Como sugestivamente disse um bravo militar, o comando Francisco Van Uden, a propósito da sua passagem por Angola em 1971, havia ali "
uma vitalidade enorme, uma multirracialidade vivida por todo o lado," e
" Luanda era uma cidade fantástica e as pessoas estavam todas com optimismo na cara."Isto não significa que não que não houvesse dificulades e que não houvesse a necessidade de aperfeiçoamento constante e de trabalho contínuo. Ou que não houvesse quem muito tivesse sofrido: morreram no Ultramar mais de 3.000 portugueses em combate e muitos mais saíram da guerra com a recordação perene de experiências traumatizantes. Voluntários ou constrangidos pelo serviço militar obrigatório, quase todos deram o melhor de si, quase todos cumpriram o seu dever, tomassem eles o dever por necessário ou injusto. Morrendo, mantendo-se vivos e auxiliando camaradas, serviram Portugal, literalmente,
com sangue, com suor e com lágrimas.
Tudo isto -
o desenvolvimento económico,
o futuro promissor,
os sacrifícios dos militares - deveria ter obrigado a classe política que ocupou o poder após o 25 de Abril a um estudo sério sobre o problema ultramarino. Um estudo que envolvesse especialistas técnicos, que ouvisse os representantes das populações, que não ignorasse sindicalistas, empresários e altos quadros da administração pública. Um estudo rigoroso que tivesse tido em consideração as aspirações e as opiniões de todos. Sabemos que tal
estudo não foi feito. Sabemos o que se passou. Sabemos, e passados 30 anos, ainda magoa e pasma como foi possível
tanta irresponsabilidade, tanta malignidade e tanta estupidez.
É que, como bem lembrou o historiador Rui Ramos, para Salazar e para tantos outros com responsabilidades políticas, defender o Ultramar não era uma questão de fé, era uma questão de "
conveniências e vantagens". Defendia-se o Ultramar porque "
era possível defendê-lo e porque interessava defendê-lo".

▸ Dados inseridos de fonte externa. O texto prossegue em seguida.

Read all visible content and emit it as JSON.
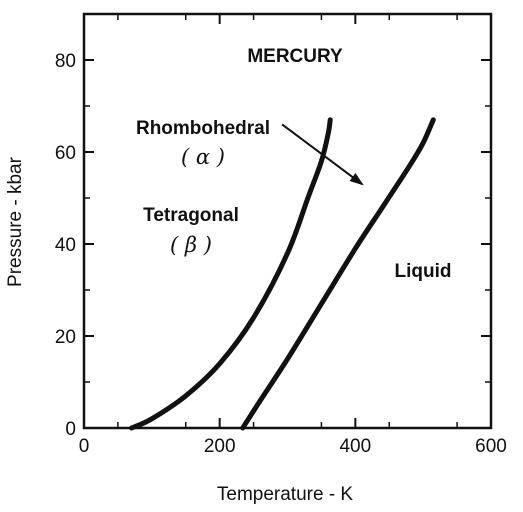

Ora o princípio, não as suas modalidades, da defesa do Ultramar, deveria estar acima de coisas como esquerda e direita, deveria estar acima de discussões estéreis e enfraquecedoras. E deveria ser tão indiscutível como a inexistência da pena de morte, como o direito à pensão de reforma, como o estímulo à iniciativa individual ou a defesa da propriedade privada. Porém, Portugal esteve em 1974/1975, entregue ao mais inepto e desvairado poder político-militar da sua História:
nunca tão poucos fizeram tanto mal a tantos em tão pouco tempo. E o que não poderia ter acontecido, aconteceu. E o absurdo aconteceu: as
autoridades portuguesas, militarmente vitoriosas, renderam-se aos derrotados! A catástrofe é genericamente conhecida e será, a seu tempo, minuciosa e dolorosamente estudada: a economia em recessão, o Estado português empobrecido, milhares de retornados que perderam quase tudo, centenas de milhares de africanos assassinados ou mortos de fome e de doenças tratáveis, notáveis ou singelas infraestruturas ultramarinas destruídas, milhares de empresas falidas, o país reduzido à pequenez geográfica e à insignificância internacional.

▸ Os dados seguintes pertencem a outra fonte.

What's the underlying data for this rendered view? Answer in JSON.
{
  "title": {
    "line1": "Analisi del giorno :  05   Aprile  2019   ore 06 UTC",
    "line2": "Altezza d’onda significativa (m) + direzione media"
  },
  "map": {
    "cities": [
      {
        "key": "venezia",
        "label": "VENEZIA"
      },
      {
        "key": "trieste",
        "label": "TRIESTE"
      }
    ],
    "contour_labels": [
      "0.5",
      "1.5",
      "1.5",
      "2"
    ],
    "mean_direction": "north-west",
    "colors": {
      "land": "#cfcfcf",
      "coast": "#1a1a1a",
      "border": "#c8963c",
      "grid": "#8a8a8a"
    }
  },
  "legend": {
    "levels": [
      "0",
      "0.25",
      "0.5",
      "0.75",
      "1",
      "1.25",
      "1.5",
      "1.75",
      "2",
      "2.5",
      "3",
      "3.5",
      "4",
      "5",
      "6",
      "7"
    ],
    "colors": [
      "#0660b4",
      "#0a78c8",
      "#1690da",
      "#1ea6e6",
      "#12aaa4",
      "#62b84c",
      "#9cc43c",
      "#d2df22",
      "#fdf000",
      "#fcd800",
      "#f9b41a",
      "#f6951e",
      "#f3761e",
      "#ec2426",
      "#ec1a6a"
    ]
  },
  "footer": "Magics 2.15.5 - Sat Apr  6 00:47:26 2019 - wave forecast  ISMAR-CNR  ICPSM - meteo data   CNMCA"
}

E a isto, um senhor apelidou, mentirosa e obscenamente, um senhor com responsabilidades directas no processo, um senhor que faz da demagogia, da vaidade e da falta de educação, as suas grandes marcas públicas, de "descolonização exemplar". Tivesse este senhor outra idade e talvez a uma sova não escapasse. Porque com a miséria absoluta e com a morte evitável de muitos milhares de seres humanos não se brinca à politiquice.